On 5/08/2013 10:45 p.m., Hussam Al-Tayeb wrote:
On Monday 05 August 2013 10:12:41 Amos Jeffries wrote:
On 5/08/2013 1:11 a.m., Hussam Al-Tayeb wrote:
how I can parse swap.state file for inconsistencies?
i.e. files referenced in swap.state but not in disk cache.
swap.state is a journal of transactions. It includes references to
operations that occured on old deleted files as part of its normal
content. Squid handles any such files without the delete record
automatically you do not need to worry about it.
Or files on disk but not referenced in swap.state. it seems squid does not
know how to shut down correctly if one of the users is viewing a youtube
video.
What do you mean by that last one? If Squid is shutting down it waits
shutdown_timeout for clients to finish up (a long video would not do so)
then terminates all remaining client connections and stops. None of them
get written to the log, and on restart the corrupted files will be
overwritten.
Amos
That's not the case here. I have not set shutdown_timeout so it should be the
default. now on kernel updates I need to restart the server.
sometimes I get more files on disk that cache.log says (this very rarely
happens).
And sometimes cache.log claims that swap.state has more referenced files than
actually on disk. This happens almost every single time I squid -k shutdown
then restart my server. Access.log file says the last thing being downloaded is
a youtube video.
My earlier description is what happens on shutdown. If you have not set
shutdown_timeout yourself then the default of 30 seconds will be when
the timeout stages happen that is all. The process *will* happen
regardless of when the timeout occurs.
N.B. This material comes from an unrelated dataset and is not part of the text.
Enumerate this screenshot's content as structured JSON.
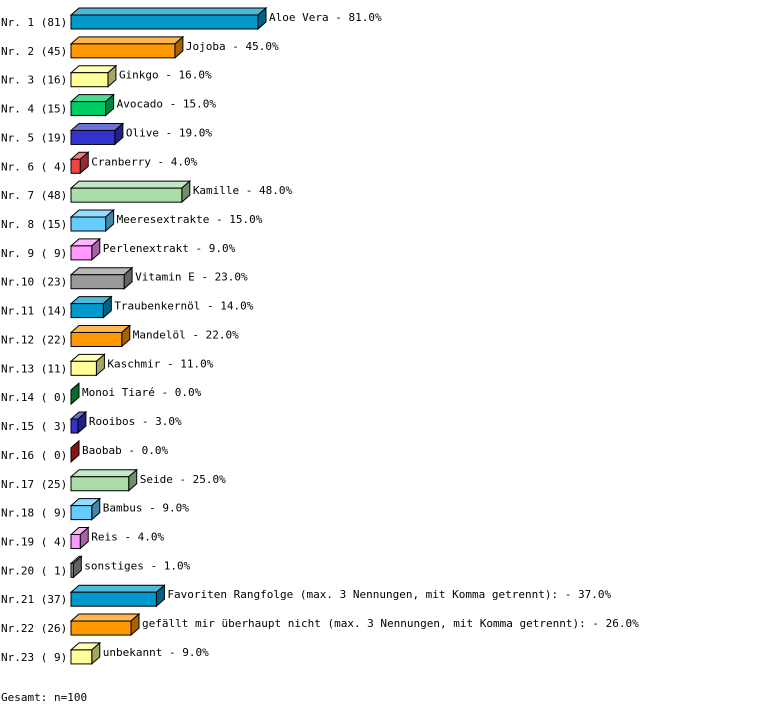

Before the timeout Squid is
simply waiting for existing clients to finish and clearing up as much
disk I/O as possible.
It is good to hear that the cache garbage is a rare event, that means
your Squid is getting enough cycles on shutdown to finish the disk I/O
erase events at least.
I expect that the swap.state claiming more files than exist is something
to do with your OS caching disk I/O.